Note that if an investor does the opposite i.e., sells a security at a gain at the end of the year and buys it back within 30 days, the gain is anyway taxable.

How do you avoid violating wash-sale rules?

There are some (perfectly legal) ways of keeping yourself in the hunt even during the wash-sale period until it expires.

1. Buy another security with similar exposure:

Market exposure refers to the fraction or percentage of an investor’s portfolio invested in a particular type of security, market sector, or industry. Exposure is an indication of how much an investor can potentially lose due to risks in a particular environment.

So, if you sell your stocks at a loss but buy a security with similar exposure, your portfolio is more or less the same, but the trade will not come under a wash sale. This is commonly done with a type of security called exchange-traded funds (ETFs).
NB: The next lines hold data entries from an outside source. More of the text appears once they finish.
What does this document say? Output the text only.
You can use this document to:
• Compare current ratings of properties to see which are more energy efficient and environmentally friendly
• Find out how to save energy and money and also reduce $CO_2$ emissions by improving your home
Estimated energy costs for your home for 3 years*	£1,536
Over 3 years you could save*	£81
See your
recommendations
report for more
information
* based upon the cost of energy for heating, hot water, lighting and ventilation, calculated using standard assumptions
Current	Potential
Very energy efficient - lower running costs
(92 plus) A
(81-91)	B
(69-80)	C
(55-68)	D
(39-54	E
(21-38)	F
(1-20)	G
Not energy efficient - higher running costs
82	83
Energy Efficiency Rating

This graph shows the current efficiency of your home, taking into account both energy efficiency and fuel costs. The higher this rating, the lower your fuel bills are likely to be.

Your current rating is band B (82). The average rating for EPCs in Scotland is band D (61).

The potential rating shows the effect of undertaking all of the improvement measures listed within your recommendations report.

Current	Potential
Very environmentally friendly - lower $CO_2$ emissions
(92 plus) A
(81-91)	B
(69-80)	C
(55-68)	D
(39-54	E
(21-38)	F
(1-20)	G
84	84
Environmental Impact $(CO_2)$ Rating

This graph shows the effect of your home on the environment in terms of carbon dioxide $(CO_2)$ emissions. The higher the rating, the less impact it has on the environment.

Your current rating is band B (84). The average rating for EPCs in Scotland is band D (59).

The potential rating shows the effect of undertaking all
2. What is “substantially identical”:

Shares of ExxonMobil and Reliance are not substantially identical because even though both companies are in the energy sector, their operations are vastly different. Similarly, shares of Facebook and Google can’t be considered identical either. So, you can maintain your portfolio in nearly the same way but by cleverly taking advantage of what substantially identical implies.

3. Index funds:

You can replace one index fund with another index fund of the same index (like the S&P 500). If they have different expense ratios, they are not considered substantially identical. There is no explicit rule against this, but risk-averse investors usually don’t try this out.

4. Tax-loss selling:

Tax-loss selling is selling some of your assets at a loss to offset the capital gains you get from another asset. Even though a lot of tax-loss selling happens only at the end of the year, it is advisable to capture tax losses throughout the year as you balance your portfolio.

For example, if you have some bad assets in your portfolio, but you also own real estate (land, say)which fetches you a hefty price, you can sell the land and also the bad assets, and use the loss to reduce the tax liability on the capital gains from the land.

5. Multiple accounts:

The wash-sale rule applies to the investor, not a particular account. An investor is required to track and report sales in all their accounts to check for wash sales. Note that a company owned by the investor can also buy back the security, and it also counts as a wash sale.

6. Call and put options:

Disclaimer: this method is a trap, and it definitely will not work. While you might feel that buying a stock and having the right to buy a stock (call option) are not the same thing, the wash-sale rule clearly states that you can’t have a “contract or option to acquire” a security that you sold.

A put option (the right to sell a stock) will surely get you into trouble if it is likely to be exercised because the loss on the original shares will be added to the cost basis of the new shares, thereby erasing any potential benefit that seemed possible.

Want to try your hand at stock trading?

This article covered a lot of technical jargon and complex rules, which might be difficult to understand in theory. There are plenty of virtual stock trading platforms online where you can get free stocks to own and trade with virtual money, giving you a taste of and gearing you up for the real stock exchange.